Scott did postdoctoral research as an Alfred P. Sloan Postdoctoral Fellow in Molecular Evolution at the University of Florida, Gainesville, working under Wayne Potts (now at University of Utah) and Ward Wakeland (now at UT Southwestern Medical Center). There he switched modes to study the evolution of genes involved with disease resistance in wild birds. Such genes play an important role in many aspects of avian biology, including parasite resistance, plumage color variation and mate choice.

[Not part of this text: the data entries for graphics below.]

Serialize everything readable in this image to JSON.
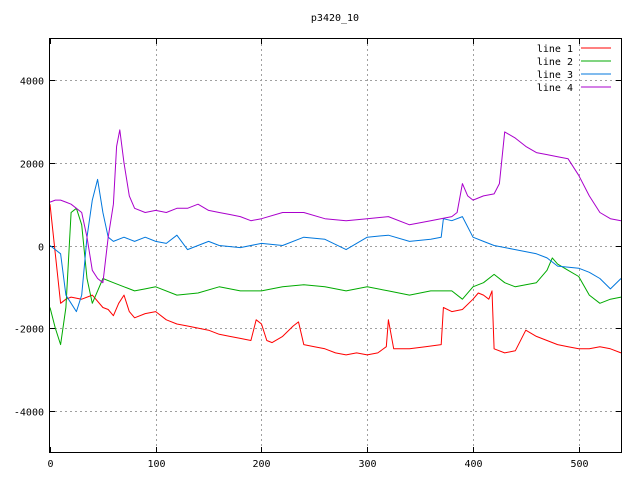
{
  "chart_data": {
    "type": "line",
    "title": "p3420_10",
    "xlabel": "",
    "ylabel": "",
    "xlim": [
      0,
      540
    ],
    "ylim": [
      -5000,
      5000
    ],
    "xticks": [
      0,
      100,
      200,
      300,
      400,
      500
    ],
    "yticks": [
      -4000,
      -2000,
      0,
      2000,
      4000
    ],
    "grid": true,
    "legend_position": "top-right",
    "series": [
      {
        "name": "line 1",
        "color": "#ff0000",
        "x": [
          0,
          5,
          10,
          15,
          20,
          30,
          40,
          50,
          55,
          60,
          65,
          70,
          75,
          80,
          90,
          100,
          110,
          120,
          130,
          140,
          150,
          160,
          170,
          180,
          190,
          195,
          200,
          205,
          210,
          220,
          230,
          235,
          240,
          250,
          260,
          270,
          280,
          290,
          300,
          310,
          318,
          320,
          325,
          340,
          355,
          370,
          372,
          380,
          390,
          400,
          405,
          410,
          415,
          418,
          420,
          430,
          440,
          450,
          460,
          470,
          480,
          490,
          500,
          510,
          520,
          530,
          540
        ],
        "y": [
          1000,
          -200,
          -1400,
          -1300,
          -1250,
          -1300,
          -1200,
          -1500,
          -1550,
          -1700,
          -1400,
          -1200,
          -1600,
          -1750,
          -1650,
          -1600,
          -1800,
          -1900,
          -1950,
          -2000,
          -2050,
          -2150,
          -2200,
          -2250,
          -2300,
          -1800,
          -1900,
          -2300,
          -2350,
          -2200,
          -1950,
          -1850,
          -2400,
          -2450,
          -2500,
          -2600,
          -2650,
          -2600,
          -2650,
          -2600,
          -2450,
          -1800,
          -2500,
          -2500,
          -2450,
          -2400,
          -1500,
          -1600,
          -1550,
          -1300,
          -1150,
          -1200,
          -1300,
          -1100,
          -2500,
          -2600,
          -2550,
          -2050,
          -2200,
          -2300,
          -2400,
          -2450,
          -2500,
          -2500,
          -2450,
          -2500,
          -2600
        ]
      },
      {
        "name": "line 2",
        "color": "#00aa00",
        "x": [
          0,
          5,
          10,
          15,
          20,
          25,
          30,
          35,
          40,
          45,
          50,
          60,
          70,
          80,
          90,
          100,
          120,
          140,
          160,
          180,
          200,
          220,
          240,
          260,
          280,
          300,
          320,
          340,
          360,
          380,
          390,
          400,
          410,
          420,
          430,
          440,
          450,
          460,
          470,
          475,
          480,
          490,
          500,
          510,
          520,
          530,
          540
        ],
        "y": [
          -1500,
          -2000,
          -2400,
          -1500,
          800,
          900,
          500,
          -800,
          -1400,
          -1100,
          -800,
          -900,
          -1000,
          -1100,
          -1050,
          -1000,
          -1200,
          -1150,
          -1000,
          -1100,
          -1100,
          -1000,
          -950,
          -1000,
          -1100,
          -1000,
          -1100,
          -1200,
          -1100,
          -1100,
          -1300,
          -1000,
          -900,
          -700,
          -900,
          -1000,
          -950,
          -900,
          -600,
          -300,
          -450,
          -600,
          -750,
          -1200,
          -1400,
          -1300,
          -1250
        ]
      },
      {
        "name": "line 3",
        "color": "#0077dd",
        "x": [
          0,
          5,
          10,
          15,
          20,
          25,
          30,
          35,
          40,
          45,
          50,
          55,
          60,
          70,
          80,
          90,
          100,
          110,
          120,
          130,
          140,
          150,
          160,
          180,
          200,
          220,
          240,
          260,
          280,
          300,
          320,
          340,
          360,
          370,
          372,
          380,
          390,
          400,
          410,
          420,
          440,
          460,
          470,
          480,
          500,
          510,
          520,
          530,
          540
        ],
        "y": [
          0,
          -100,
          -200,
          -1200,
          -1400,
          -1600,
          -1200,
          200,
          1100,
          1600,
          800,
          200,
          100,
          200,
          100,
          200,
          100,
          50,
          250,
          -100,
          0,
          100,
          0,
          -50,
          50,
          0,
          200,
          150,
          -100,
          200,
          250,
          100,
          150,
          200,
          650,
          600,
          700,
          200,
          100,
          0,
          -100,
          -200,
          -300,
          -500,
          -550,
          -650,
          -800,
          -1050,
          -800
        ]
      },
      {
        "name": "line 4",
        "color": "#aa00cc",
        "x": [
          0,
          5,
          10,
          15,
          20,
          30,
          35,
          40,
          45,
          50,
          55,
          60,
          63,
          66,
          70,
          75,
          80,
          90,
          100,
          110,
          120,
          130,
          140,
          150,
          160,
          170,
          180,
          190,
          200,
          220,
          240,
          260,
          280,
          300,
          320,
          340,
          360,
          380,
          385,
          390,
          395,
          400,
          410,
          420,
          425,
          430,
          440,
          450,
          460,
          470,
          480,
          490,
          500,
          510,
          520,
          530,
          540
        ],
        "y": [
          1050,
          1100,
          1100,
          1050,
          1000,
          800,
          200,
          -600,
          -800,
          -900,
          200,
          1000,
          2400,
          2800,
          2000,
          1200,
          900,
          800,
          850,
          800,
          900,
          900,
          1000,
          850,
          800,
          750,
          700,
          600,
          650,
          800,
          800,
          650,
          600,
          650,
          700,
          500,
          600,
          700,
          800,
          1500,
          1200,
          1100,
          1200,
          1250,
          1500,
          2750,
          2600,
          2400,
          2250,
          2200,
          2150,
          2100,
          1700,
          1200,
          800,
          650,
          600
        ]
      }
    ]
  }
}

In late 1994 he assumed an Assistant Professorship in the Department of Zoology (now Biology) at the University of Washington in Seattle, where he was also Curator of Genetic Resources at the Burke Museum . During his 9 years at the U. Washington, he continued his studies of immunogenetics and population genetics of birds, funded by several grants from theNational Science Foundation and the National Geographic Society's Committee for Research & Exploration , and is proud to have published five papers with undergraduates as first authors during that time. He has served on the Editorial Boards of Journal of Molecular Evolution , , American Zoologist (now Integrative and Comparative Biology), Systematic Biology, Molecular Biology and Evolution,, and Conservation Genetics. He served on the Councils and President of the American Genetic Association (2011) and Society of Systematic Biologists (2006). In 2012 he served as President of the Society for the Study of Evolution, where he worked to expand the Society’s mission in research and outreach, through its annual meeting and its journal, Evolution. He helped initiate the landmark meetings in Brazil in 2015. He has served on several NSF panels and on the National Geographic's Committee for Research & Exploration from 2001-2009. He also received NSF funds for an ongoing program to enhance undergraduate diversity at the annual meetings for the Society for the Study of Evolution and is actively engaged in increasing student diversity in the environmental and evolutionary sciences.
He moved to Harvard University in late 2003 as a Professor of Organismic and Evolutionary Biology and Curator of Ornithology in the Museum of Comparative Zoology , where he continues efforts to unite genomics and natural history and involve students at all levels. His current major interests include multilocus phylogeography and speciation in birds; genome evolution during the transition from reptiles to birds; host-pathogen interactions (such as the house finch-Mycoplasma epizootic) and the evolutionary consequences of disease outbreaks; and statistical models for inferring multilocus phylogenies and historical demography.